PGS and PGD involve the use of assisted reproductive technologies (ART) and can be performed as part of the IVF process. In brief, the following steps get performed:
1. A woman takes medications initially to suppress and then stimulate the ovaries in attempt to make multiple eggs grow
2. Eggs are retrieved with a transvaginal needle as part of a procedure
3. Eggs are fertilized with the male’s sperm
4. Embryos develop in the laboratory over the course of roughly 5-6 days
5. On day 5-6 of embryo growth (also referred to as the blastocyst stage) a few cells are removed from the outer layer of the embryo and sent to a laboratory that will test for overall chromosome number (PGS) and/or the specific genetic difference in question (PGD).
Following removal of these cells for PGS/PGD, the embryos are immediately frozen using a process called vitrification. When the results of PGS and/or PGD are available, the embryo(s) desired for transfer can be thawed and placed into the uterus. If additional embryos remain, they can be frozen for future use.
Chromosome abnormalities, such as aneuploidy, are a common reason for embryo implantation failure and miscarriage. In addition, the chance for aneuploidy in an embryo increases as a woman’s age increases. A woman might choose to pursue PGS if she is anticipated to be over the age of 35 at the time of a future delivery, given her risk for aneuploidy is higher. Some couples would choose to undergo PGS to lower their chance to have a pregnancy with a chromosome condition. Other couples have had a history of multiple miscarriages, and use PGS in an attempt to maximize their chance for a successful pregnancy.
Patients might elect to do PGD if a parent has a diagnosis of a single gene disorder that could be directly passed on to their children.
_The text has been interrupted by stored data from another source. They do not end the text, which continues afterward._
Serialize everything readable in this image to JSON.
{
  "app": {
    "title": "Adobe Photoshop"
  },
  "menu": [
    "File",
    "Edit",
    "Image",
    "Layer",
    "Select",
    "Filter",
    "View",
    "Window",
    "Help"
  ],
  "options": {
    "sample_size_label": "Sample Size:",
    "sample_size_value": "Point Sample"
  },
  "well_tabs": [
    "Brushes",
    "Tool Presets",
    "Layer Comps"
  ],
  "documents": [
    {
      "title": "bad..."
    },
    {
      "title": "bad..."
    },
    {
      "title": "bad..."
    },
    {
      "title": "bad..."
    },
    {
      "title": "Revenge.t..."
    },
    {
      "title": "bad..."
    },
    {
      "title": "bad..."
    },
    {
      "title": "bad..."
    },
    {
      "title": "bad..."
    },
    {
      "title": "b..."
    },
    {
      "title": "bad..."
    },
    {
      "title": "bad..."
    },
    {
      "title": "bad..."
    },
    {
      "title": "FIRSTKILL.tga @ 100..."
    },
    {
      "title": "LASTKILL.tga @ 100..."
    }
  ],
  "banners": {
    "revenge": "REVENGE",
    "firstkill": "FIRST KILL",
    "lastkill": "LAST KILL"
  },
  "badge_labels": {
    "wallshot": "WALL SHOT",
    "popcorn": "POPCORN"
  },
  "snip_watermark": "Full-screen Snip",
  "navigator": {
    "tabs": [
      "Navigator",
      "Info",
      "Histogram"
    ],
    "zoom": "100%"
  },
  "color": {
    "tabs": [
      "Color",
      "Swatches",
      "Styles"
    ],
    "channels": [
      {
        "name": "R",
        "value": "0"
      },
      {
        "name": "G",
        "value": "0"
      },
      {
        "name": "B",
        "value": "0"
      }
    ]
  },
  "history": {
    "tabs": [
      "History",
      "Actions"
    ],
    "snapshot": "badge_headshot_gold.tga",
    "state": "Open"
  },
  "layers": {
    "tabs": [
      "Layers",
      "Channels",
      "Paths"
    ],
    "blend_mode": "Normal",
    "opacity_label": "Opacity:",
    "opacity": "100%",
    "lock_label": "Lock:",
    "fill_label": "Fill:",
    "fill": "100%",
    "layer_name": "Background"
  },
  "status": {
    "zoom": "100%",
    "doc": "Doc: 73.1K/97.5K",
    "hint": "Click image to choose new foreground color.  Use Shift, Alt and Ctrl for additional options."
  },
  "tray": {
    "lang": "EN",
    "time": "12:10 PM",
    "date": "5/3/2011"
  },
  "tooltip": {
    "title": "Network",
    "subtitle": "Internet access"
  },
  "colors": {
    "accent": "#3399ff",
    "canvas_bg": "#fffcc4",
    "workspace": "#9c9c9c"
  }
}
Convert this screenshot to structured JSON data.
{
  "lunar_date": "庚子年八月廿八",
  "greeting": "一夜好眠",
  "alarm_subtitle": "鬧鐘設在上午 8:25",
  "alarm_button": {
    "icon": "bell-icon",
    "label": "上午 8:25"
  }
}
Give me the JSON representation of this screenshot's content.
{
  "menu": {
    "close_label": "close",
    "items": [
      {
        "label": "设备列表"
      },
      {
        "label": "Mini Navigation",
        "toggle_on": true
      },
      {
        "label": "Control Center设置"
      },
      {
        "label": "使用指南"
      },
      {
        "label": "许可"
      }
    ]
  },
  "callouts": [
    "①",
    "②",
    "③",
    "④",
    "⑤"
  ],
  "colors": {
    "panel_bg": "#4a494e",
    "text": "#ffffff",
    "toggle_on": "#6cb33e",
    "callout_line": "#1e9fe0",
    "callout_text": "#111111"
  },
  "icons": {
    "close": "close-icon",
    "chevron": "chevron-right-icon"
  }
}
Parents who are healthy but are carriers of an autosomal recessive condition with a 25% chance of having an affected child might also choose to pursue PGD. Additionally, a parent that was found to be a carrier of a chromosome translocation may choose to complete PGD to reduce the odds of a chromosome imbalance in a pregnancy.
It is possible to pursue both PGS and PGD on an embryo, when indicated.
PGS and PGD are unable to test for all types of genetic abnormalities in an embryo. While PGS and PGD are thought to be accurate, there have been both false-positive and false-negative results. For this reason, prenatal screening and diagnostic testing options are still offered in pregnancies that have had PGD and/or PGS.
Using IVF with PGS and/or PGD does not guarantee a healthy pregnancy. The IVF process alone can be time-intensive as well as emotionally and financially demanding. PGS and PGD are both extra steps in the IVF process and consequently, tend to increase the overall cost of IVF. It is also possible that insurance will not cover the cost of such testing.